Time for a do-over.
The Spokane Valley City Council decided to toss a ruling by the appointed Planning Commission on Tuesday. However, the governing body made it clear there is a problem with the existing law concerning property designated a “nonconforming use” under the city code.
After some legislative gymnastics, the council directed city staff to come back with a new ordinance that would allow a displaced business owner to expand the nonconforming zone status onto adjacent property that he doesn’t own.
The only caveat, reiterated by Council Member Rose Dempsey, it must be “done quickly” as the land owner must be off his existing property by the end of October.
A proposed code text amendment had been filed by Dwight Hume of Land Use Planning Services to challenge the city’s existing rule that states the owner of a nonconforming business can only expand onto adjoining land if he or she owns that parcel at the time the “nonconforming” status had been handed down. Hume wished to take away that provision that required “ownership.”
“Ownership shouldn’t be in there,” Hume told the council, adding that the community development director would still have some discretion on granting the nonconforming status if there was no detrimental effect on neighborhoods or traffic.
Last month, however, the Planning Commission agreed with city staff that such an amendment would be inconsistent with the comprehensive plan and is not something that is done in other areas. It voted to reject the proposed amendment and forwarded that suggestion onto the City Council for final approval Tuesday.

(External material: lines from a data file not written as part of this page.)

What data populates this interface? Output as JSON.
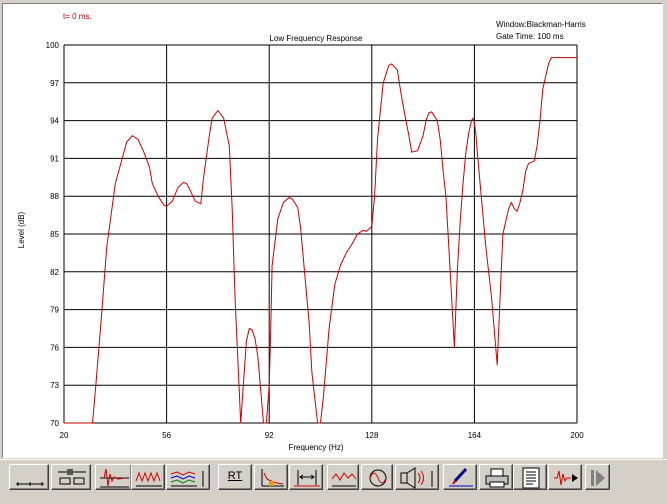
{
  "header": {
    "time_label": "t= 0 ms.",
    "window_info": "Window:Blackman-Harris",
    "gate_info": "Gate Time: 100 ms"
  },
  "chart_data": {
    "type": "line",
    "title": "Low Frequency Response",
    "xlabel": "Frequency (Hz)",
    "ylabel": "Level (dB)",
    "xlim": [
      20,
      200
    ],
    "ylim": [
      70,
      100
    ],
    "x_ticks": [
      "20",
      "56",
      "92",
      "128",
      "164",
      "200"
    ],
    "y_ticks": [
      "100",
      "97",
      "94",
      "91",
      "88",
      "85",
      "82",
      "79",
      "76",
      "73",
      "70"
    ],
    "grid": true,
    "line_color": "#cc0000",
    "series": [
      {
        "x": [
          20,
          30,
          31,
          33,
          35,
          38,
          42,
          44,
          46,
          48,
          50,
          51,
          53,
          55,
          56,
          58,
          60,
          62,
          63,
          64,
          66,
          68,
          69,
          71,
          72,
          74,
          76,
          78,
          79,
          80,
          82,
          84,
          85,
          86,
          87,
          88,
          90,
          91,
          92,
          92.5,
          93,
          95,
          97,
          99,
          100,
          102,
          103,
          104,
          106,
          107,
          109,
          110,
          111,
          113,
          115,
          117,
          119,
          121,
          123,
          125,
          126,
          127,
          128,
          129,
          130,
          132,
          134,
          135,
          137,
          138,
          139,
          140,
          141,
          142,
          144,
          146,
          147,
          148,
          149,
          151,
          152,
          153,
          154,
          155,
          156,
          157,
          158,
          159,
          160,
          161,
          162,
          163,
          163.5,
          164,
          164.5,
          165,
          166,
          168,
          170,
          172,
          173,
          174,
          176,
          177,
          178,
          179,
          180,
          181,
          182,
          183,
          185,
          186,
          187,
          188,
          190,
          191,
          192,
          193,
          194,
          195,
          196,
          197,
          198,
          199,
          200
        ],
        "y": [
          70,
          70,
          72.5,
          78,
          84,
          89,
          92.3,
          92.8,
          92.5,
          91.5,
          90.3,
          89,
          88,
          87.3,
          87.2,
          87.6,
          88.7,
          89.1,
          89,
          88.6,
          87.6,
          87.4,
          89.5,
          92.8,
          94.2,
          94.8,
          94.2,
          92,
          87,
          80,
          70,
          76.5,
          77.5,
          77.4,
          76.7,
          75.3,
          70,
          70,
          73,
          77,
          82.5,
          86.2,
          87.5,
          87.9,
          87.8,
          87.1,
          85.5,
          83,
          78,
          74,
          70,
          70,
          72,
          77.5,
          81,
          82.5,
          83.5,
          84.2,
          85,
          85.3,
          85.2,
          85.4,
          85.6,
          88,
          92.5,
          97,
          98.4,
          98.5,
          98,
          96.5,
          95.2,
          94,
          92.8,
          91.5,
          91.6,
          92.8,
          94,
          94.6,
          94.7,
          94,
          92.5,
          90,
          88,
          84,
          80,
          76,
          82,
          86,
          89,
          91.5,
          93,
          94,
          94.2,
          93.8,
          93,
          91.5,
          89,
          84,
          80,
          74.6,
          80,
          85,
          87,
          87.5,
          87,
          86.8,
          87.5,
          88.5,
          90,
          90.6,
          90.8,
          92,
          94,
          96.5,
          98.5,
          99,
          99,
          99,
          99,
          99,
          99,
          99,
          99,
          99,
          99
        ]
      }
    ]
  },
  "toolbar": {
    "rt_label": "RT",
    "buttons": [
      "baseline-icon",
      "slider-setup-icon",
      "impulse-icon",
      "waterfall-icon",
      "multi-response-icon",
      "rt-icon",
      "energy-time-icon",
      "gate-marker-icon",
      "frequency-response-icon",
      "phase-icon",
      "speaker-icon",
      "color-pen-icon",
      "printer-icon",
      "document-icon",
      "playback-icon",
      "next-icon"
    ]
  }
}
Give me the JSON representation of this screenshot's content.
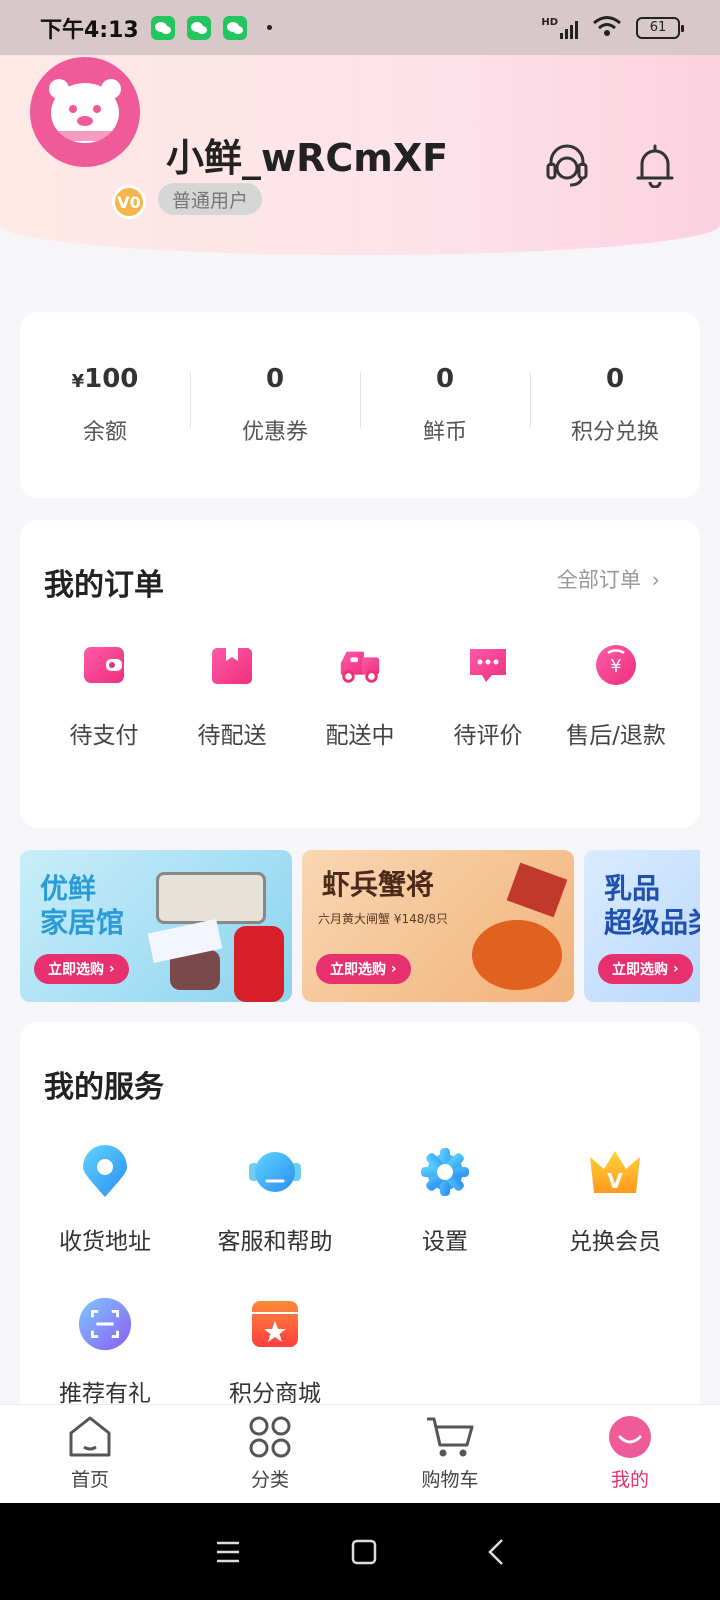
{
  "status_bar": {
    "time": "下午4:13",
    "battery": "61",
    "network": "HD"
  },
  "profile": {
    "username": "小鲜_wRCmXF",
    "level_tag": "普通用户",
    "level_badge": "V0"
  },
  "stats": [
    {
      "currency": "¥",
      "value": "100",
      "label": "余额"
    },
    {
      "currency": "",
      "value": "0",
      "label": "优惠券"
    },
    {
      "currency": "",
      "value": "0",
      "label": "鲜币"
    },
    {
      "currency": "",
      "value": "0",
      "label": "积分兑换"
    }
  ],
  "orders": {
    "title": "我的订单",
    "all_label": "全部订单",
    "items": [
      {
        "label": "待支付",
        "icon": "wallet-icon"
      },
      {
        "label": "待配送",
        "icon": "package-icon"
      },
      {
        "label": "配送中",
        "icon": "delivery-truck-icon"
      },
      {
        "label": "待评价",
        "icon": "comment-icon"
      },
      {
        "label": "售后/退款",
        "icon": "refund-icon"
      }
    ]
  },
  "banners": [
    {
      "title_line1": "优鲜",
      "title_line2": "家居馆",
      "subtitle": "",
      "button": "立即选购",
      "color": "#2a9bd6"
    },
    {
      "title_line1": "虾兵蟹将",
      "title_line2": "",
      "subtitle": "六月黄大闸蟹 ¥148/8只",
      "button": "立即选购",
      "color": "#4a2a1a"
    },
    {
      "title_line1": "乳品",
      "title_line2": "超级品类",
      "subtitle": "",
      "button": "立即选购",
      "color": "#1f4fb0"
    }
  ],
  "services": {
    "title": "我的服务",
    "items": [
      {
        "label": "收货地址",
        "icon": "location-pin-icon"
      },
      {
        "label": "客服和帮助",
        "icon": "customer-service-icon"
      },
      {
        "label": "设置",
        "icon": "settings-gear-icon"
      },
      {
        "label": "兑换会员",
        "icon": "vip-crown-icon"
      },
      {
        "label": "推荐有礼",
        "icon": "scan-icon"
      },
      {
        "label": "积分商城",
        "icon": "store-icon"
      }
    ]
  },
  "bottom_nav": [
    {
      "label": "首页",
      "icon": "home-icon",
      "active": false
    },
    {
      "label": "分类",
      "icon": "category-icon",
      "active": false
    },
    {
      "label": "购物车",
      "icon": "cart-icon",
      "active": false
    },
    {
      "label": "我的",
      "icon": "profile-icon",
      "active": true
    }
  ],
  "colors": {
    "accent": "#e9306f",
    "pink": "#f05a99",
    "header_start": "#ffe9e6",
    "header_end": "#fbd2df"
  }
}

“The purpose of the nonconforming use it to allow an existing use,” said City Attorney Mike Connelly, “but not to allow it to expand…this is about as broad of a brush as I’ve seen in property ordinances.”
Hume requested the amendment on behalf of Gary Hite, who must move his Hite Crane & Rigging business by the end of October from Broadway and Fancher due to the need from the city of Spokane to access the property as part of the new construction of a new Fancher Road bridge over the railroad tracks as part of the Bridging the Valley project.
Hite is hoping to relocate to 17515 E. Appleway, where an existing business, Consolidated Pipe, already exists as a nonconforming use. Access to adjacent property, with the owner’s permission, is necessary for access, Hite said.
“If a business can’t continue to operate and expand, there’s no revenue base (for the city),” he said. “I figure I’m just caught up in a technicality.”
An amendment, however, would allow for the expansion of nonconforming uses to be “unfettered,” Connelly said, thus muting the purpose of the underlying zone in that area.
Council members, however, keyed on a suggestion by Council Member Dean Grafos that a new ordinance could be constructed to allow for nonconforming uses to expand onto adjacent property in commercial and industrial zones, but not in residential areas where multifamily apartments could overwhelm single-family homes.
Council Member Rose Dempsey agreed with that idea, but said the city needs to move fast to accommodate Hite, who must move large equipment.
“The wheels of government move slowly,” she said.
Connelly said a new ordinance could be brought before the council within the next couple of weeks.